“Yes, my home is pretty, and I’m very fond of the river, where we go fishing, but I’m often very unhappy. I should have liked to bring my books with me, but I came away in a hurry, you know. But I can tell you almost everything there is in my books, I’ve read them so many times, and that will amuse you. And I can tell you something about Geography too,—that’s about the world we live in,—very useful and interesting. Did you ever hear about Columbus?”
Maggie’s eyes had begun to sparkle and her cheeks to flush,—she was really beginning to instruct the gypsies, and gaining great influence over them. The gypsies themselves were not without amazement at this talk, though their attention was divided by the contents of Maggie’s pocket, which the friend at her right hand had by this time emptied without attracting her notice.
“Is that where you live, my little lady?” said the old woman, at the mention of Columbus.
“Oh, no!” said Maggie, with some pity; “Columbus was a very wonderful man, who found out half the world, and they put chains on him and treated him very badly, you know; it’s in my Catechism of Geography, but perhaps it’s rather too long to tell before tea—I want my tea so.”
The last words burst from Maggie, in spite of herself, with a sudden drop from patronizing instruction to simple peevishness.
“Why, she’s hungry, poor little lady,” said the younger woman. “Give her some o’ the cold victual. You’ve been walking a good way, I’ll be bound, my dear. Where’s your home?”

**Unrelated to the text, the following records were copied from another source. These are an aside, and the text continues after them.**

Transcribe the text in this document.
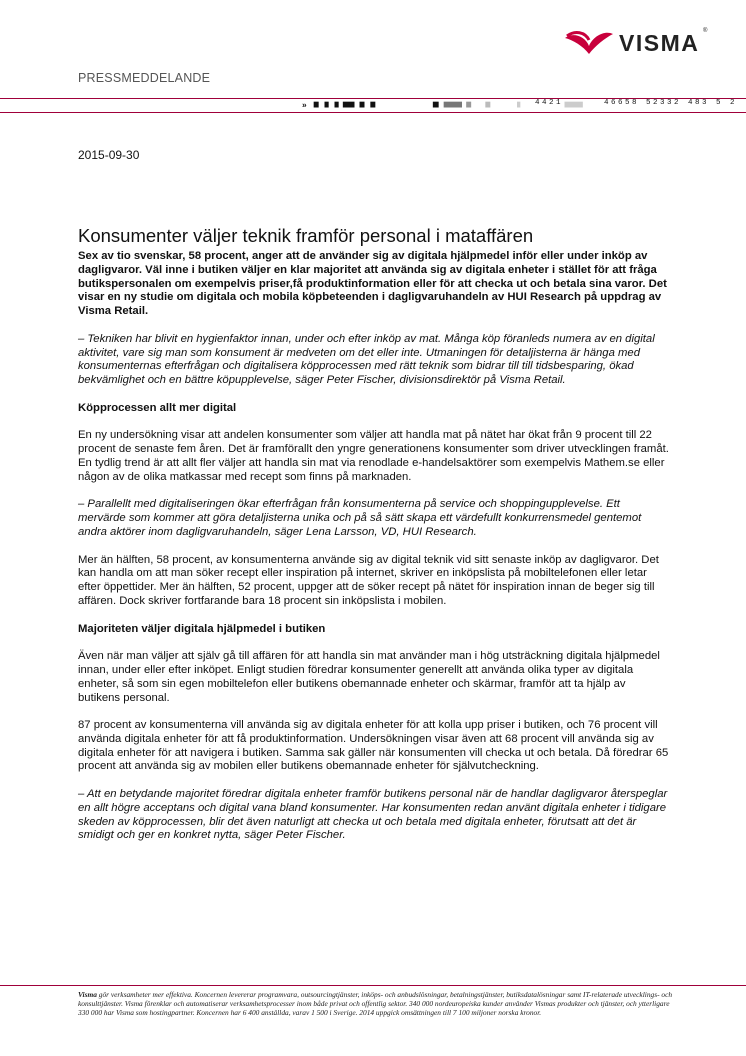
VISMA ®
PRESSMEDDELANDE
»	4421	46658 52332 483 5 2
2015-09-30
Konsumenter väljer teknik framför personal i mataffären

Sex av tio svenskar, 58 procent, anger att de använder sig av digitala hjälpmedel inför eller under inköp av dagligvaror. Väl inne i butiken väljer en klar majoritet att använda sig av digitala enheter i stället för att fråga butikspersonalen om exempelvis priser,få produktinformation eller för att checka ut och betala sina varor. Det visar en ny studie om digitala och mobila köpbeteenden i dagligvaruhandeln av HUI Research på uppdrag av Visma Retail.

– Tekniken har blivit en hygienfaktor innan, under och efter inköp av mat. Många köp föranleds numera av en digital aktivitet, vare sig man som konsument är medveten om det eller inte. Utmaningen för detaljisterna är hänga med konsumenternas efterfrågan och digitalisera köpprocessen med rätt teknik som bidrar till till tidsbesparing, ökad bekvämlighet och en bättre köpupplevelse, säger Peter Fischer, divisionsdirektör på Visma Retail.

Köpprocessen allt mer digital

En ny undersökning visar att andelen konsumenter som väljer att handla mat på nätet har ökat från 9 procent till 22 procent de senaste fem åren. Det är framförallt den yngre generationens konsumenter som driver utvecklingen framåt. En tydlig trend är att allt fler väljer att handla sin mat via renodlade e-handelsaktörer som exempelvis Mathem.se eller någon av de olika matkassar med recept som finns på marknaden.

– Parallellt med digitaliseringen ökar efterfrågan från konsumenterna på service och shoppingupplevelse. Ett mervärde som kommer att göra detaljisterna unika och på så sätt skapa ett värdefullt konkurrensmedel gentemot andra aktörer inom dagligvaruhandeln, säger Lena Larsson, VD, HUI Research.

Mer än hälften, 58 procent, av konsumenterna använde sig av digital teknik vid sitt senaste inköp av dagligvaror. Det kan handla om att man söker recept eller inspiration på internet, skriver en inköpslista på mobiltelefonen eller letar efter öppettider. Mer än hälften, 52 procent, uppger att de söker recept på nätet för inspiration innan de beger sig till affären. Dock skriver fortfarande bara 18 procent sin inköpslista i mobilen.

Majoriteten väljer digitala hjälpmedel i butiken

Även när man väljer att själv gå till affären för att handla sin mat använder man i hög utsträckning digitala hjälpmedel innan, under eller efter inköpet. Enligt studien föredrar konsumenter generellt att använda olika typer av digitala enheter, så som sin egen mobiltelefon eller butikens obemannade enheter och skärmar, framför att ta hjälp av butikens personal.

87 procent av konsumenterna vill använda sig av digitala enheter för att kolla upp priser i butiken, och 76 procent vill använda digitala enheter för att få produktinformation. Undersökningen visar även att 68 procent vill använda sig av digitala enheter för att navigera i butiken. Samma sak gäller när konsumenten vill checka ut och betala. Då föredrar 65 procent att använda sig av mobilen eller butikens obemannade enheter för självutcheckning.

– Att en betydande majoritet föredrar digitala enheter framför butikens personal när de handlar dagligvaror återspeglar en allt högre acceptans och digital vana bland konsumenter. Har konsumenten redan använt digitala enheter i tidigare skeden av köpprocessen, blir det även naturligt att checka ut och betala med digitala enheter, förutsatt att det är smidigt och ger en konkret nytta, säger Peter Fischer.

Visma gör verksamheter mer effektiva. Koncernen levererar programvara, outsourcingtjänster, inköps- och anbudslösningar, betalningstjänster, butiksdatalösningar samt IT-relaterade utvecklings- och konsulttjänster. Visma förenklar och automatiserar verksamhetsprocesser inom både privat och offentlig sektor. 340 000 nordeuropeiska kunder använder Vismas produkter och tjänster, och ytterligare 330 000 har Visma som hostingpartner. Koncernen har 6 400 anställda, varav 1 500 i Sverige. 2014 uppgick omsättningen till 7 100 miljoner norska kronor.
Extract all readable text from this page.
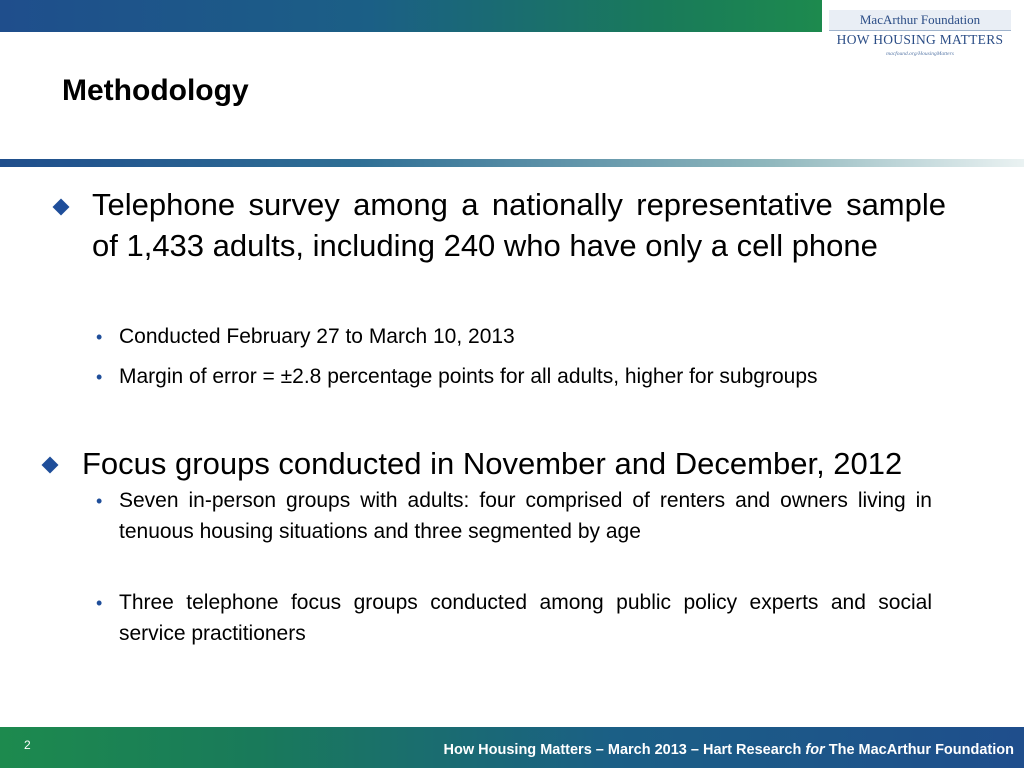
MacArthur Foundation
HOW HOUSING MATTERS
macfound.org/HousingMatters
Methodology
Telephone survey among a nationally representative sample of 1,433 adults, including 240 who have only a cell phone
• Conducted February 27 to March 10, 2013
• Margin of error = ±2.8 percentage points for all adults, higher for subgroups
Focus groups conducted in November and December, 2012
• Seven in-person groups with adults: four comprised of renters and owners living in tenuous housing situations and three segmented by age
• Three telephone focus groups conducted among public policy experts and social service practitioners
2	How Housing Matters – March 2013 – Hart Research for The MacArthur Foundation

“It’s Dorlcote Mill, a good way off,” said Maggie. “My father is Mr Tulliver, but we mustn’t let him know where I am, else he’ll fetch me home again. Where does the queen of the gypsies live?”
“What! do you want to go to her, my little lady?” said the younger woman. The tall girl meanwhile was constantly staring at Maggie and grinning. Her manners were certainly not agreeable.
“No,” said Maggie, “I’m only thinking that if she isn’t a very good queen you might be glad when she died, and you could choose another. If I was a queen, I’d be a very good queen, and kind to everybody.”